L’histoire a bon dos pour couvrir les pulsions nationalistes et leurs marques
nauséabondes de pureté raciale. Chacun chez soi et entre soi.
Ce ne sont pas les habitants russophiles de Crimée que Moscou défend.
Sinon, Vladimir Poutine ne se risquerait pas à supporter le coût très lourd
du rattachement de la Crimée à la Fédération de Russie ; sinon il se
préoccuperait du bien-être économique et social des Russes de la Volga ou
de Sibérie. Non, il s’agit bien de la terre et du désir maladif de la posséder.
La Mère-Patrie, la Terre-Patrie est, comme disait le philosophe russe
Mikhaïl Bakounine, « cet autel de la religion politique sur lequel la société
est toujours immolée ». Et tant pis si ce désir de possession n’est qu’un
miroir aux alouettes, symptôme plutôt d’une existence morne, d’une
apathie sociale et d’une économie moribonde.
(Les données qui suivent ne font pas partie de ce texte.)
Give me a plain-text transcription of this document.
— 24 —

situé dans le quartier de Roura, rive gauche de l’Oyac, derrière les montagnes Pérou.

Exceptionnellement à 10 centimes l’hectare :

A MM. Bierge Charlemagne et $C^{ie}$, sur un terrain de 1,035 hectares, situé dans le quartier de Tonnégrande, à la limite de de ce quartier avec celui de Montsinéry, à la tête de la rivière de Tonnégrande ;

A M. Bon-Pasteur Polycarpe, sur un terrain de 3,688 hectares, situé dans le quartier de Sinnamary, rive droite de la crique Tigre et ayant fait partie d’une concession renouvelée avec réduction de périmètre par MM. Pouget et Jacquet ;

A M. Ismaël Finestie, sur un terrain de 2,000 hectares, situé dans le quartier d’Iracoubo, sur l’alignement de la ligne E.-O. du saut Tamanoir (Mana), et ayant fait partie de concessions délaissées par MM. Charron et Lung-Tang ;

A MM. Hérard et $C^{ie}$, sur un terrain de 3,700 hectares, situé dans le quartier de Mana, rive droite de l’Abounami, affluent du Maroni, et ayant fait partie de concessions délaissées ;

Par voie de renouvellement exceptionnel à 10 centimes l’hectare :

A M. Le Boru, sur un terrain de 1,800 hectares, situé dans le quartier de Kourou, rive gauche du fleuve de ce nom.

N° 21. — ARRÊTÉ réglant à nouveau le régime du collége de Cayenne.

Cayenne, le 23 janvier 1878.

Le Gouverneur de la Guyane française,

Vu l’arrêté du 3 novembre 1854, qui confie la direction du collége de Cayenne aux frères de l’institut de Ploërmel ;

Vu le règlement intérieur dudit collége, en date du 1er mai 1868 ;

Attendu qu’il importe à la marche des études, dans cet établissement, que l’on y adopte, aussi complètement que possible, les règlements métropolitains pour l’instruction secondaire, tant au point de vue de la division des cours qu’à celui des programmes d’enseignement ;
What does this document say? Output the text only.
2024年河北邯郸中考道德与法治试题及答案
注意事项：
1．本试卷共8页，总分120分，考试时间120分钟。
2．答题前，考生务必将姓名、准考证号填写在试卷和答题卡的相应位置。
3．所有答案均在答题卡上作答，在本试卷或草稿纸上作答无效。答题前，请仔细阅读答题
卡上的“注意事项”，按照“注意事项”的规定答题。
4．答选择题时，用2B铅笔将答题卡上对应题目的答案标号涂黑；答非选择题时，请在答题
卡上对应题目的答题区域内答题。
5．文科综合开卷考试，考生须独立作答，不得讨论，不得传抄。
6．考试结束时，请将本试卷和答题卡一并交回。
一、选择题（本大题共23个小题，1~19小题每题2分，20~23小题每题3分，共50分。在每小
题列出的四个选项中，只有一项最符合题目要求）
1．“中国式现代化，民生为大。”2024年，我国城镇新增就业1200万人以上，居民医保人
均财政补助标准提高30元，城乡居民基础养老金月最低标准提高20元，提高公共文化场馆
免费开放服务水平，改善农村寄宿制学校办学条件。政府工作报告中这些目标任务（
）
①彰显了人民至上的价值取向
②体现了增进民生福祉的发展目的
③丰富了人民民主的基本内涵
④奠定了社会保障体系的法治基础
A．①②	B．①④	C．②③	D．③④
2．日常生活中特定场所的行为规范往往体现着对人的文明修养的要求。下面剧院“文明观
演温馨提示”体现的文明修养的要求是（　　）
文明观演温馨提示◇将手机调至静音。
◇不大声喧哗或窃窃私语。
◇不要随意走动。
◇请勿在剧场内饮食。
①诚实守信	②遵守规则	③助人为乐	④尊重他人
Partout dans le monde, cette
glorification de « la terre nationale » est à l’œuvre. Vladimir en est l’un des
serviteurs les plus appliqués, surtout si personne ne l’empêche de s’arrêter
en si « bon » chemin.
Un jour de juin 1940, le maréchal Philippe Pétain, potentat français et
auxiliaire zélé des Nazis, eut ces mots : « La terre ne ment pas. Elle demeure
votre recours, elle est la Patrie elle-même. » Si ! Elle ment ! Le 15 mars
2014, quelque 50.000 Russes ont défilé dans les rues de Moscou pour
manifester leur dégoût de ce que le Kremlin commet en leur nom. Respect.